Comment recruter dans le secteur de l'agro-alimentaire ?

Comment recruter dans le secteur de l'agro-alimentaire ?

Publié le 11/02/2019 Emploi

L'industrie agro-alimentaire est le premier employeur industriel en France, avec 500 000 salariés et des postes très prisés, comme technicien de maintenance, conducteur de ligne ou technicien qualité. Un dynamisme soumis à la saisonnalité.

L'industrie agro-alimentaire est le premier employeur industriel en France, avec 500 000 salariés et des postes très prisés, comme technicien de maintenance, conducteur de ligne ou technicien qualité. Un dynamisme soumis à la saisonnalité. Pour renforcer ses équipes et recruter pendant ces périodes de fortes tensions, retrouvez les conseils et bonnes pratiques de Cécile Le Picault, Directrice des agences Actual St-Brieuc - Lamballe.


    1. Les industries agro-alimentaires font souvent appel à l'intérim.

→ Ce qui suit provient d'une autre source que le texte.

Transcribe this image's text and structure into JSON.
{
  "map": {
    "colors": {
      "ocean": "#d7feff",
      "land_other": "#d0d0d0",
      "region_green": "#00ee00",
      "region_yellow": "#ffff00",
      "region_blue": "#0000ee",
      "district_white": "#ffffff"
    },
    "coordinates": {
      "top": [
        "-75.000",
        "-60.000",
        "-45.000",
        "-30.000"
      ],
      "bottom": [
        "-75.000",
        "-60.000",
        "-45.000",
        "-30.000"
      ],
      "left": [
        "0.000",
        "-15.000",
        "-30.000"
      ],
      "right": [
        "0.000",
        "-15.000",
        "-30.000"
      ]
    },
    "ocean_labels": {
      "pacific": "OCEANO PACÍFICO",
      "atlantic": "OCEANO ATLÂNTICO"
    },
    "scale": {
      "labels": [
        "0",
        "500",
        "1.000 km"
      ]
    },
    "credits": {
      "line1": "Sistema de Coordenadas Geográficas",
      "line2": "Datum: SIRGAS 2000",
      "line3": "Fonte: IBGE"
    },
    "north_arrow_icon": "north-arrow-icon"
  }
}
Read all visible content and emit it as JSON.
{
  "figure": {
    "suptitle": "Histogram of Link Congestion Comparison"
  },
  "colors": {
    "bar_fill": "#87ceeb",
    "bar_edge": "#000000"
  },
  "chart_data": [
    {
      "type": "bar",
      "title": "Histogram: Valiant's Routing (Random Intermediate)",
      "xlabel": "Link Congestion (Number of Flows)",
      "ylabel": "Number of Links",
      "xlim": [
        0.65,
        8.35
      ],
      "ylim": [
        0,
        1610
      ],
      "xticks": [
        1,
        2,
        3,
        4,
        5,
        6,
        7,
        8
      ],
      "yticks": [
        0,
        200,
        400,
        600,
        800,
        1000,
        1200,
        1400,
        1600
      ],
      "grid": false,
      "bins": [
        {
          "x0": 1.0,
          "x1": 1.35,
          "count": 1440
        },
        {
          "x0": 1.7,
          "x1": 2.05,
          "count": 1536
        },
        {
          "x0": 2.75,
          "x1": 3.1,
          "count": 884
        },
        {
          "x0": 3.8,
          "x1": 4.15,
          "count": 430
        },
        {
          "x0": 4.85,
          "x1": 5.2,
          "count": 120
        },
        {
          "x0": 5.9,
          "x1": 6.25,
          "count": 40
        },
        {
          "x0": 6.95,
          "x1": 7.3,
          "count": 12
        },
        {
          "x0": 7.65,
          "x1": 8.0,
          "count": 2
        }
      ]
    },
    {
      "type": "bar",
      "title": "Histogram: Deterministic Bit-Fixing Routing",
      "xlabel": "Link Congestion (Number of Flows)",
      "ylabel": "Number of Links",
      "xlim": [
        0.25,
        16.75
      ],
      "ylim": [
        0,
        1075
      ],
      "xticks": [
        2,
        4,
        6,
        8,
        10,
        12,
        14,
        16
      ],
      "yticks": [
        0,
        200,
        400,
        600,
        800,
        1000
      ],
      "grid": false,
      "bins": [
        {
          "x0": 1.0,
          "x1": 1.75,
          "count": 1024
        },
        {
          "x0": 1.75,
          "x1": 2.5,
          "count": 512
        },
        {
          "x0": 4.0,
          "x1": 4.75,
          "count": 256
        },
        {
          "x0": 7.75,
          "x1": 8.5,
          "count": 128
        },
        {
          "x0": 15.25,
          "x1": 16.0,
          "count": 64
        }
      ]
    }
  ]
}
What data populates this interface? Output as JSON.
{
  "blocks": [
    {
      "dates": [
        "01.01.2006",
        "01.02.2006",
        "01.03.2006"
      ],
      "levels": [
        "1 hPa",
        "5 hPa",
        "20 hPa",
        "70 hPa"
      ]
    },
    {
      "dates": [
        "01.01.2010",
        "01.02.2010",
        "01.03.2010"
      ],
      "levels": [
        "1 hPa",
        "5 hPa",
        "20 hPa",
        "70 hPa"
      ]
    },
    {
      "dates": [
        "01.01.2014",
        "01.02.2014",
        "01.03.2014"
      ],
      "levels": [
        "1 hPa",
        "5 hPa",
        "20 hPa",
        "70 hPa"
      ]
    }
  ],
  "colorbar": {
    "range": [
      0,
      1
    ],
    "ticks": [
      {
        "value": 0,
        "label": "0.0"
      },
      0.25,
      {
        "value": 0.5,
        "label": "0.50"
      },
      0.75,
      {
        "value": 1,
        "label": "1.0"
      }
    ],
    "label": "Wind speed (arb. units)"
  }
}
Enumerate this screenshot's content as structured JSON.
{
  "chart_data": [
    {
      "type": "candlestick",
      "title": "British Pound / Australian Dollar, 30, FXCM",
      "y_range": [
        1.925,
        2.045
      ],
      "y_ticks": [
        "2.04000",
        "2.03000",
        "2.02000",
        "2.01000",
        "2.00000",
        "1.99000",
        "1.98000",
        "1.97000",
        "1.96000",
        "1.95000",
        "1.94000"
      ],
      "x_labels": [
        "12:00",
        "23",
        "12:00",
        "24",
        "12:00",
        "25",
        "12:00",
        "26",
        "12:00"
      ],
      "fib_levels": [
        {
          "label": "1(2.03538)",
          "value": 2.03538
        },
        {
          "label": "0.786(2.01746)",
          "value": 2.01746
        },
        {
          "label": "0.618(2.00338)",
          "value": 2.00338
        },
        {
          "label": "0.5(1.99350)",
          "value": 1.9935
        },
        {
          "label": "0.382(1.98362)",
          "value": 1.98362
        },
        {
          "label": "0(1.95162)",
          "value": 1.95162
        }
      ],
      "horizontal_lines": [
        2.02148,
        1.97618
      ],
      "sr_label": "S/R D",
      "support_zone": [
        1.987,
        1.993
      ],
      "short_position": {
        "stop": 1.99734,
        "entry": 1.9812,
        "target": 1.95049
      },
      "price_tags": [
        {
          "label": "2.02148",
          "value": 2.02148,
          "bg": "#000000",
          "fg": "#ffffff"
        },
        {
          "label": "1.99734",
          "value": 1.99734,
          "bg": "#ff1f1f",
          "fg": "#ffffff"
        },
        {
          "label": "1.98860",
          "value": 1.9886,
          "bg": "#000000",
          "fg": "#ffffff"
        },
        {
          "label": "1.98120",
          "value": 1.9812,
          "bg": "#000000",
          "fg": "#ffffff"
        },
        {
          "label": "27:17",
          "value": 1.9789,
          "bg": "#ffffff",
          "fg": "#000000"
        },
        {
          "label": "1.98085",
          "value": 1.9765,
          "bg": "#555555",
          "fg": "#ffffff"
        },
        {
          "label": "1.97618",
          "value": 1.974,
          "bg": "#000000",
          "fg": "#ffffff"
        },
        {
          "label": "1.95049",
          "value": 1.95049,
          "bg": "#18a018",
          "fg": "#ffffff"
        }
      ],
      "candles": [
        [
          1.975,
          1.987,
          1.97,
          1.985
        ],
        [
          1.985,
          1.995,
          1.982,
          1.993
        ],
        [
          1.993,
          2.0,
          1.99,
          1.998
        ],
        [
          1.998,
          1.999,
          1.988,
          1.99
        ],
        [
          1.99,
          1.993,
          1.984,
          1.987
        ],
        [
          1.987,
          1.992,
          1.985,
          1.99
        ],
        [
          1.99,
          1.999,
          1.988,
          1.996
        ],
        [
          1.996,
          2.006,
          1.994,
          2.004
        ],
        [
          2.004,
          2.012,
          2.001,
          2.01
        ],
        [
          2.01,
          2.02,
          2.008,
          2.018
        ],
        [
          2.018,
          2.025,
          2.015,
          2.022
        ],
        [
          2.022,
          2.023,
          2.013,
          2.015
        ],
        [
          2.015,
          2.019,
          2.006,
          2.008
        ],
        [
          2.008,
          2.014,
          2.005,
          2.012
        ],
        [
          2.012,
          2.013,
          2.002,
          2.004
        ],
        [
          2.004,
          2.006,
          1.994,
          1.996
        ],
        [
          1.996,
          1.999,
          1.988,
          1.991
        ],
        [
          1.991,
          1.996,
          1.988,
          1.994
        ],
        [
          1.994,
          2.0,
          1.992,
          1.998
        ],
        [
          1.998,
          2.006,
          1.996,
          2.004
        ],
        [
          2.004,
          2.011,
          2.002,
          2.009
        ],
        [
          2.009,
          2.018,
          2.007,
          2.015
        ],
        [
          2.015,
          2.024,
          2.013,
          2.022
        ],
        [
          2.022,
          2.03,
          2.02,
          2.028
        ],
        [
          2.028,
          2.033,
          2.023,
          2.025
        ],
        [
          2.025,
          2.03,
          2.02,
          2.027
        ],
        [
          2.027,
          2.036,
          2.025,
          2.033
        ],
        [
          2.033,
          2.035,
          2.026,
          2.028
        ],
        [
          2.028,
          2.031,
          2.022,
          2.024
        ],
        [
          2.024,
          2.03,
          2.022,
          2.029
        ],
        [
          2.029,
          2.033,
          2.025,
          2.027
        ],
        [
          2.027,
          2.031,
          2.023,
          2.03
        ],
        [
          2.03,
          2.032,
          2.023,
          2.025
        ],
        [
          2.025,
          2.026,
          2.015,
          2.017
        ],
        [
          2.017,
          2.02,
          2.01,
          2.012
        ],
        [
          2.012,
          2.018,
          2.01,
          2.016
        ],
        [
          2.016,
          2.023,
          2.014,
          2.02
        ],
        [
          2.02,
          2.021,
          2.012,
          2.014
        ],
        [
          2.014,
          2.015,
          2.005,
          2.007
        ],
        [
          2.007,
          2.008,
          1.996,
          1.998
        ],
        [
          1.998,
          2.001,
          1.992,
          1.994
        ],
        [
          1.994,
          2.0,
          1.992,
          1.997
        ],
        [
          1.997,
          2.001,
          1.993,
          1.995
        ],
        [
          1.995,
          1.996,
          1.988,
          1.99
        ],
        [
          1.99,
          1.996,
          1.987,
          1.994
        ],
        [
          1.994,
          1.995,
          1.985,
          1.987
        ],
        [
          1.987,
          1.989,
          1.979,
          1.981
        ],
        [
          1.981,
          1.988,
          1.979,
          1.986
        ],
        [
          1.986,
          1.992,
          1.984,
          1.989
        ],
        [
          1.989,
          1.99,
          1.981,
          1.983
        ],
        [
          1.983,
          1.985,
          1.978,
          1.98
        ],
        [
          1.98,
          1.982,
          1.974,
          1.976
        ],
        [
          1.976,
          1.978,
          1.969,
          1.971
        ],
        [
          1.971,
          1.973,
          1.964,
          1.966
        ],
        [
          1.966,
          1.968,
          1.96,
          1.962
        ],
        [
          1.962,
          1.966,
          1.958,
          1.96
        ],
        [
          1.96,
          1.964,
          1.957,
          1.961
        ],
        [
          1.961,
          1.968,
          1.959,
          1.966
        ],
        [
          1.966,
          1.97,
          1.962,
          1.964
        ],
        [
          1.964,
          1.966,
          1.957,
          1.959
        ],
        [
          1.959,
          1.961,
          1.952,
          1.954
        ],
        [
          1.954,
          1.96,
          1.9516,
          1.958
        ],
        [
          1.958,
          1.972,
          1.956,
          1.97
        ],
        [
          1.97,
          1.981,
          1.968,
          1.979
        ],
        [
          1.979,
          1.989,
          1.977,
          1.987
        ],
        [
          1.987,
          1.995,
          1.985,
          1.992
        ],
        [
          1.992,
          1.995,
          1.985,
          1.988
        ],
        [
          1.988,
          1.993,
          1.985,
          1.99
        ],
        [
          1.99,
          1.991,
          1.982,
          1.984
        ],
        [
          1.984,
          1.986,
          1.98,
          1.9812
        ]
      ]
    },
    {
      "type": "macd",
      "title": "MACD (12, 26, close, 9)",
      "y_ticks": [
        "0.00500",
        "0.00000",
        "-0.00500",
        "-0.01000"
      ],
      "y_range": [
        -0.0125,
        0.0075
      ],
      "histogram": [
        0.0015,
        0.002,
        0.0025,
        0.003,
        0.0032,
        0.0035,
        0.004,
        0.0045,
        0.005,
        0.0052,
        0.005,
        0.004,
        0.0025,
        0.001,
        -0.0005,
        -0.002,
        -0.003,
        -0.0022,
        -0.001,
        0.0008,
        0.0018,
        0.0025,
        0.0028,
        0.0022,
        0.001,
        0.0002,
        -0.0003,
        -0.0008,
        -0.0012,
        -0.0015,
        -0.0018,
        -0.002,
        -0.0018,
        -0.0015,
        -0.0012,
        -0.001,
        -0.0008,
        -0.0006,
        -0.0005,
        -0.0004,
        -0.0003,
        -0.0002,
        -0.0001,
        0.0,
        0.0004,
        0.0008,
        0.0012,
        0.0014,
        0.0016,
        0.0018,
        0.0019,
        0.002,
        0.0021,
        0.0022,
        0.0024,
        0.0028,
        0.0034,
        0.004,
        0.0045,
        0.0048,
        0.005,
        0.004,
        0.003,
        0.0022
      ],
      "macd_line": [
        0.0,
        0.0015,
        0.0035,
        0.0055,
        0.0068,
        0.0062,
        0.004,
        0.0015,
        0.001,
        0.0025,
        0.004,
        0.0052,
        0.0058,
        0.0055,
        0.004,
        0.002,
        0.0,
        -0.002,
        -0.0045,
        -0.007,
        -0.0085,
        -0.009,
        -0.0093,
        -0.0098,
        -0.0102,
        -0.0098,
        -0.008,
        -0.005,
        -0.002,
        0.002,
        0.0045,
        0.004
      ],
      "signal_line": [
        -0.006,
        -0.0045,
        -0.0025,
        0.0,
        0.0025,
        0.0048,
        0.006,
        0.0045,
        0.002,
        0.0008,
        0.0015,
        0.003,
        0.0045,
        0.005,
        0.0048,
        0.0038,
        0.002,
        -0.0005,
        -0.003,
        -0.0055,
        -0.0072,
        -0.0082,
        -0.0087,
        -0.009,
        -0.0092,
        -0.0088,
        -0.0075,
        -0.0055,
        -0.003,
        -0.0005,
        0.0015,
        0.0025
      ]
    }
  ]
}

Comment se passe le process ?

Pour placer le bon candidat dans la bonne entreprise, il est impératif que les entreprises soient extrêmement précises dans leur demande. Sur le profil de poste, évidemment. Mais les compétences dans ce secteur sont déjà connues.

Aujourd'hui, nous misons plus sur le savoir-être du candidat au regard de l'équipe dans laquelle il sera intégré. Souvent les équipes en 2x8 ne fonctionnent pas de la même manière. On n'intègre pas un profil réservé dans une équipe composée de forts tempéraments ou de communicants, par exemple.

Nous invitons donc les entreprises à nous fournir également des mots-clés relatifs au savoir-être.


    1. Ce savoir-être est-il si important quand il s'agit de travail intérimaire ?

Oui, car l'intérimaire, ce peut-être un contrat de 3 heures comme de 18 mois ! Pour ces missions longues, connaître l'atmosphère et l'environnement de travail dans lequel nous allons placer nos candidats est aussi important que les compétences.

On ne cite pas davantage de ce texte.